Stochastic First-Order Learning for Large-Scale Flexibly Tied Gaussian Mixture Model
This addresses scalability issues in GMMs for applications with streaming or large-dimensional data, representing an incremental improvement.
The paper tackled the challenge of fitting flexibly-tied Gaussian Mixture Models (GMMs) for high-dimensional data by proposing a stochastic optimization algorithm on orthogonal matrices, resulting in better likelihood, faster convergence with fewer epochs, and reduced time per epoch compared to expectation-maximization.
Gaussian Mixture Models (GMMs) are one of the most potent parametric density models used extensively in many applications. Flexibly-tied factorization of the covariance matrices in GMMs is a powerful approach for coping with the challenges of common GMMs when faced with high-dimensional data and complex densities which often demand a large number of Gaussian components. However, the expectation-maximization algorithm for fitting flexibly-tied GMMs still encounters difficulties with streaming and very large dimensional data.
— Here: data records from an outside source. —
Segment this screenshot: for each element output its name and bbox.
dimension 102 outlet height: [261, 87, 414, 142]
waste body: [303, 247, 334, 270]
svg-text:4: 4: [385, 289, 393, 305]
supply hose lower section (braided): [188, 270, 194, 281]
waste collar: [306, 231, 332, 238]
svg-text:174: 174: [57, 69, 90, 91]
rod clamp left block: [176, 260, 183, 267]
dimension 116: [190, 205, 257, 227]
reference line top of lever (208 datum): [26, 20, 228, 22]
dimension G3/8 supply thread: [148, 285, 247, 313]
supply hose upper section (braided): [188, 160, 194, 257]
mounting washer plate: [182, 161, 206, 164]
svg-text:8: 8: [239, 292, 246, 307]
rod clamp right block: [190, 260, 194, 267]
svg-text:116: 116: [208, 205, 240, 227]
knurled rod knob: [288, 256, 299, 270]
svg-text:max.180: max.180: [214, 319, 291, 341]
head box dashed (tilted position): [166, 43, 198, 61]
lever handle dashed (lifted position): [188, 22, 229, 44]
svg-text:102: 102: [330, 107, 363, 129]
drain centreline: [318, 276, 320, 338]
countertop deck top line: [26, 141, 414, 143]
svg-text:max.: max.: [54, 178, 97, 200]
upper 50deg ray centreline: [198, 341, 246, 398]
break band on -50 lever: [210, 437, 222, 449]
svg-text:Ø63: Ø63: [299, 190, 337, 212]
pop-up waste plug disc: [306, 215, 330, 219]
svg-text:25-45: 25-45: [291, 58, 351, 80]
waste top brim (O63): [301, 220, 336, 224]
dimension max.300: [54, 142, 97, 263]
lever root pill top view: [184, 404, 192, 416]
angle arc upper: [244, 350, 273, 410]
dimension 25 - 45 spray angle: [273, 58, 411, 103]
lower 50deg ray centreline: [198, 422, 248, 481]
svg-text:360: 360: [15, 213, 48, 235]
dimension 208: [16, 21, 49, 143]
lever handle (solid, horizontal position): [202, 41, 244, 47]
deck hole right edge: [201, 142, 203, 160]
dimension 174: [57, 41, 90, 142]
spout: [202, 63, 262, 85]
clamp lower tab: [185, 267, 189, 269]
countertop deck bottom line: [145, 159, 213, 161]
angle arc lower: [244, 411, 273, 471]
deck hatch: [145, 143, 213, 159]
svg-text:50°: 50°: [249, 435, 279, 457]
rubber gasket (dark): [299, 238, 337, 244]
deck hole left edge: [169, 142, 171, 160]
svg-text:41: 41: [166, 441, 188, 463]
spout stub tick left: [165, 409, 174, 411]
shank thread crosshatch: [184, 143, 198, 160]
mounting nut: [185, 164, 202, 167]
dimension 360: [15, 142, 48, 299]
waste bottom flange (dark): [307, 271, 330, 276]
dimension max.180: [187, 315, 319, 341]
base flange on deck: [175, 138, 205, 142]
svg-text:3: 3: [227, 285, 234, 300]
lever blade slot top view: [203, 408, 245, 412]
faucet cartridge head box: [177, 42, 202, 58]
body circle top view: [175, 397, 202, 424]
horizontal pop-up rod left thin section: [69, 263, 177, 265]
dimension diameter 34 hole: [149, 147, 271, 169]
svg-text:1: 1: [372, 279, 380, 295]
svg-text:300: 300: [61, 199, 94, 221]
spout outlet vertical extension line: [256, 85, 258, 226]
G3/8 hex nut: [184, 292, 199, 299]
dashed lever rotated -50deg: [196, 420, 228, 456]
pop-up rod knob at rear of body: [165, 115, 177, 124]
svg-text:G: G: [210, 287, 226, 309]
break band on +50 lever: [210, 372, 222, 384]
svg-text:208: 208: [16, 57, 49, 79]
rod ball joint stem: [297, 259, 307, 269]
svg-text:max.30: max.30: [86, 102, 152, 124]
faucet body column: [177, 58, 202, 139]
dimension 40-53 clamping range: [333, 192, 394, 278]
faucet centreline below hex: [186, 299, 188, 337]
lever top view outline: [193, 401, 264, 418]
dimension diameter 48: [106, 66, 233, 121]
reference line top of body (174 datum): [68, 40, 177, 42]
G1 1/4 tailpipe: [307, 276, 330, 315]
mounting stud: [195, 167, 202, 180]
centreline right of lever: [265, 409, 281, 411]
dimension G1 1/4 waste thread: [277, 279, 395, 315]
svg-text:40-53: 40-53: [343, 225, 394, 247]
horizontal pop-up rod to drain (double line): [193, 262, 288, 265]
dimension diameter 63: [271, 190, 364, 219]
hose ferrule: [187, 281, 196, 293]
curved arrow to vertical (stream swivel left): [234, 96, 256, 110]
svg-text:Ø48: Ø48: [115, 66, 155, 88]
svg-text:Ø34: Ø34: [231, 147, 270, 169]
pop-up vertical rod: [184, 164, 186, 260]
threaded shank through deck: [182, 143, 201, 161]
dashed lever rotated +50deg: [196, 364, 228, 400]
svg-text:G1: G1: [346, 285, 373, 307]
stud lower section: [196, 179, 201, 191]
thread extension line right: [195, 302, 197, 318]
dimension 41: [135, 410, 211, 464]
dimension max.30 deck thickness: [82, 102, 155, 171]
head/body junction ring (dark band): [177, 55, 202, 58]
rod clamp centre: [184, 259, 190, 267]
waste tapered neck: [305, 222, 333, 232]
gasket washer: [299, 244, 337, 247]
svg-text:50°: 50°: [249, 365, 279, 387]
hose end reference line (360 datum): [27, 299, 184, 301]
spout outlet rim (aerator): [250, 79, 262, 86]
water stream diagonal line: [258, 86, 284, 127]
To overcome these challenges, this paper suggests the use of first-order stochastic optimization algorithms. Specifically, we propose a new stochastic optimization algorithm on the manifold of orthogonal matrices. Through numerous empirical results on both synthetic and real datasets, we observe that stochastic optimization methods can outperform the expectation-maximization algorithm in terms of attaining better likelihood, needing fewer epochs for convergence, and consuming less time per each epoch.